Key points in the letter include:

  • The economic consequences of COVID-19 are expected to continue and will cause additional impacts on banks and building societies, particularly once the cushion of temporary government support schemes and supervisory measures starts to recede. The PRA will remain focused on the challenges some firms have in establishing or maintaining sustainable business models in the continued low rate environment, with potential pressure on net interest margins, and wider global economic headwinds, coupled with adjustment to the post-Brexit world.
  • The PRA anticipates an increase in customers in financial difficulty, arrears and default over 2021. The PRA will maintain engagement across the sector, as appropriate, to assess whether firms have robust credit risk management practices, and whether they are considering an appropriate range of scenarios in determining provisioning levels, including appropriate use of staging within IFRS9 or other applicable accounting regimes.
  • The PRA’s assessment of firms’ credit risk will continue to be a risk-based blend of thematic and firm-specific reviews.
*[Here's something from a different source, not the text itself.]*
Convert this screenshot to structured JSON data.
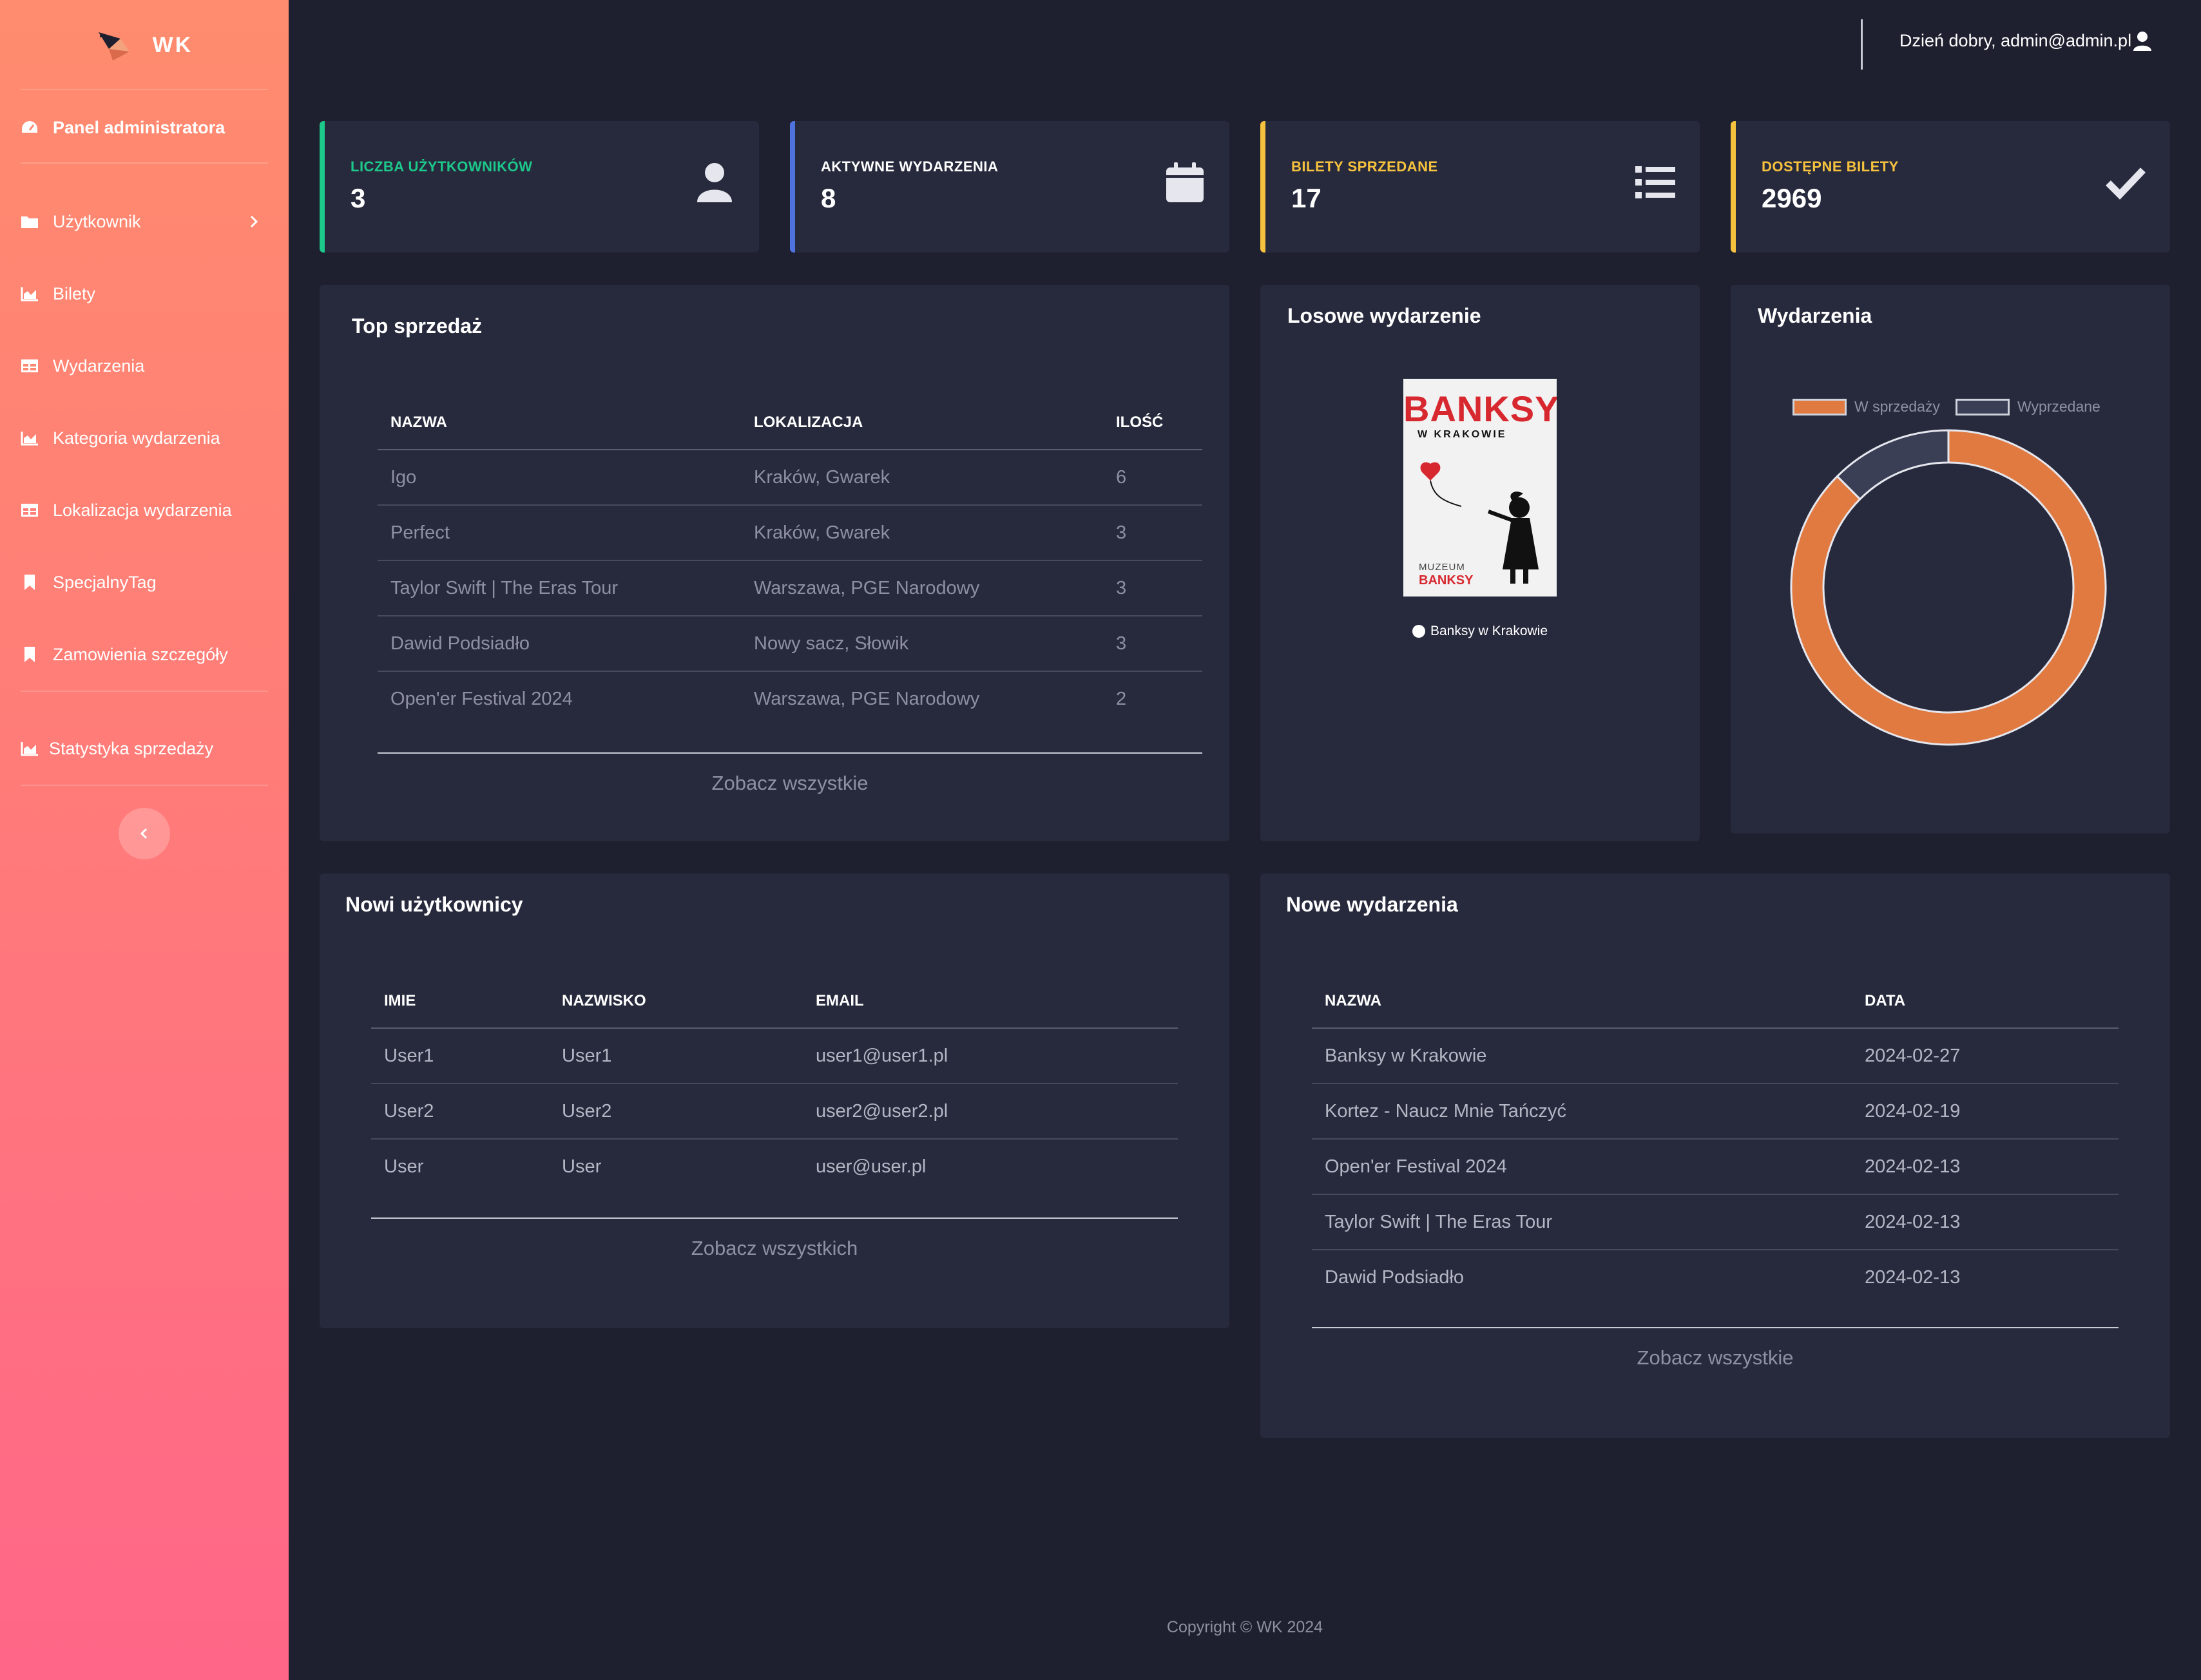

Three thematic reviews are currently underway (buy-to-let, SME, and retail collections). The PRA anticipates further thematic work on wholesale portfolios in potentially COVID-19 vulnerable sectors, plus some international portfolios subject to challenging economic and credit risk conditions.
  • Enhancing the operational resilience of the financial sector remains a strategic priority for the PRA, and COVID-19 has reinforced its importance. The PRA will continue to challenge how firms are ensuring that risk and control frameworks are operating effectively under the current working environment.
  • In terms of the transition from LIBOR to alternative risk-free rates, the PRA will be monitoring firms’ progress against the targets of the Working Group on Sterling Risk Free Reference Rates and targets for non-GBP exposures where relevant. The PRA will also be closely monitoring how firms are managing the risks associated with transition, through regular review meetings with a range of firms and by reviewing the data it collects on firms’ exposures. The PRA will consider a range of supervisory tools for use where it sees insufficient progress, or incidents of poor risk management or governance of transition.
  • Climate change represents a material financial risk to firms and to the financial system and remains a key PRA priority. Firms should continue to take a proportionate approach that reflects their exposure to climate-related financial risk and the complexity of their operations.
  • The PRA continues to see strong governance at firms as being key to underpinning progress in meeting its supervisory expectations. It also views diversity as important for improving decision-making and providing effective challenge.

On the same date the PRA published a Dear CEO letter to PRA-regulated international banks covering similar issues.